By Bill Schmalfeldt     Jan 25, 2012 in Health
It looks like Medtronic, which had the lucrative deep brain stimulation market all to itself in the U.S., may find itself with some competition.
According to news published Jan. 24 by the University of Cincinnati, there's a new kid on the block in the market for deep brain stimulation devices.
A multi-site study of the Libra and Libra XP devices, manufactured by St. Jude Medical in St. Paul, Minn., uses a different theory of stimulation to the brain than the currently FDA-approved DBS devices manufactured by Medtronic, across the Mississippi River in Minneapolis. Much like Medtronic's Kinetra DBS devices, the Libra XP can have two leads connected to it, requiring the implantation of only one neurostimulator in the chest. Like Medtronic's Soletra unit, the Libra connects to a single lead, requiring the implantation of two devices for bilateral deep brain stimulation, according to Denise Landry, Public Relations Director at St. Jude Medical.
Deep Brain Stimulation is a surgical procedure in which electrodes are inserted into the brain to stimulate the subthalamic nuclei. It has been shown in previous studies to control some of the motor symptoms of Parkinson's disease and improve quality of life for the patient. It is not a cure for Parkinson's disease.

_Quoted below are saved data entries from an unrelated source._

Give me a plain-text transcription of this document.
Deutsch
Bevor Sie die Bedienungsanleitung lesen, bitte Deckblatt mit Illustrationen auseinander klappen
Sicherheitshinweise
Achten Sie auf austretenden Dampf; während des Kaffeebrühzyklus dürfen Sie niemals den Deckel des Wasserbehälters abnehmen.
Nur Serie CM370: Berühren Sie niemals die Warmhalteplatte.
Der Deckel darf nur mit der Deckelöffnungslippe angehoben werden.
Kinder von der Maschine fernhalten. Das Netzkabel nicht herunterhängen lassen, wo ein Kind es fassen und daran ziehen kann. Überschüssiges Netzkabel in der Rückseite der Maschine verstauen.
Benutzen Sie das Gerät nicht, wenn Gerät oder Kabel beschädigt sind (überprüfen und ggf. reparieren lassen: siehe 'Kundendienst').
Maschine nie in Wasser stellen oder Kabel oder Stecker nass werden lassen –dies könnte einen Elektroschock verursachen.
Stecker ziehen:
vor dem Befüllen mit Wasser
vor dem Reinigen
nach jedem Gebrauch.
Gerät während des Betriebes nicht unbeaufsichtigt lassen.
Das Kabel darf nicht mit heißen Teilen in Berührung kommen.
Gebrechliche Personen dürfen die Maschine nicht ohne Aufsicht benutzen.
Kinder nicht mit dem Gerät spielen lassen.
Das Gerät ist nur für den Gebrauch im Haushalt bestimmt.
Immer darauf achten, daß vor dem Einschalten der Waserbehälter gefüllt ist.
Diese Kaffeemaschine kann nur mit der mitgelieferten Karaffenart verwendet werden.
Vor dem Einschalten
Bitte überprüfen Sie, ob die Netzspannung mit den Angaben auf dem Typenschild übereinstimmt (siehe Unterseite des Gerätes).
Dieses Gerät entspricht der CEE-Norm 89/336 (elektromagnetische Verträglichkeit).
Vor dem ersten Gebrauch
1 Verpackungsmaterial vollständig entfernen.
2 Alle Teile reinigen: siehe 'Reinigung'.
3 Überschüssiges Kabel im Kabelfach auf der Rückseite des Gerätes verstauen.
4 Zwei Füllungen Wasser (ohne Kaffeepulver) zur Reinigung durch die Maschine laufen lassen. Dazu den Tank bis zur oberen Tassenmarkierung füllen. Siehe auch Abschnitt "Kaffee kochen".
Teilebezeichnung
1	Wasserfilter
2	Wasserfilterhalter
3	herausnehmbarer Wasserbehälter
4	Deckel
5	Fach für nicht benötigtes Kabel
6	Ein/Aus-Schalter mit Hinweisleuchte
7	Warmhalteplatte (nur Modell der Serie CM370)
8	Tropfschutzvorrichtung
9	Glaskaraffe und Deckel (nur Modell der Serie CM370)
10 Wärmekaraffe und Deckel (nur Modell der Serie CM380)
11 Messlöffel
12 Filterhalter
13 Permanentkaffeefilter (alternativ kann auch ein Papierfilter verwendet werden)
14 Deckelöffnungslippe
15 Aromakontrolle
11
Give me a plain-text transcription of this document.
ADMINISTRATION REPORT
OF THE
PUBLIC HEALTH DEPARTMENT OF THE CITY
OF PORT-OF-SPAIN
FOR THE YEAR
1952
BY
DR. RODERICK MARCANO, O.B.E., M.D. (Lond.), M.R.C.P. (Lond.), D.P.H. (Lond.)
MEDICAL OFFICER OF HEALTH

The study was conducted by Dr. George Mandybur, an associate professor of neurosurgery at the University of Cincinnati (UC) College of Medicine and Mayfield Clinic neurosurgeon, and Dr. Fredy Revilla, an associate professor of neurology and UC Health neurologist. It was published Jan. 11, 2012, in the online edition of Lancet Neurology. Principal investigator of the study was Dr. Michael Okun, a neurologist and co-director of the Center for Movement Disorders and Neurorestoration at the University of Florida College of Medicine. He is also National Medical Director for the National Parkinson Foundation.
In a St. Jude press release
, Dr. Okun touted the study results.
"These results are important as they represent the first large, randomized, controlled study of a constant current device for managing the symptoms of Parkinson’s disease. The data from this study represents the evolution of the approach to deep brain stimulation treatment and provides new evidence supporting the positive benefits this therapy can provide patients.”
Dr. Mandybur discussed how the Libra and Libra XP devices differ from the currently available DBS devices made by Medtronic.
"This is the first study to look at constant-current effectiveness in Parkinson’s disease,” Dr. Mandybur said. "The new device appeared to be every bit as effective as the voltage-controlled device, but we won’t know for sure until there is a head-to-head comparison in future clinical trials. The devices are not identical.”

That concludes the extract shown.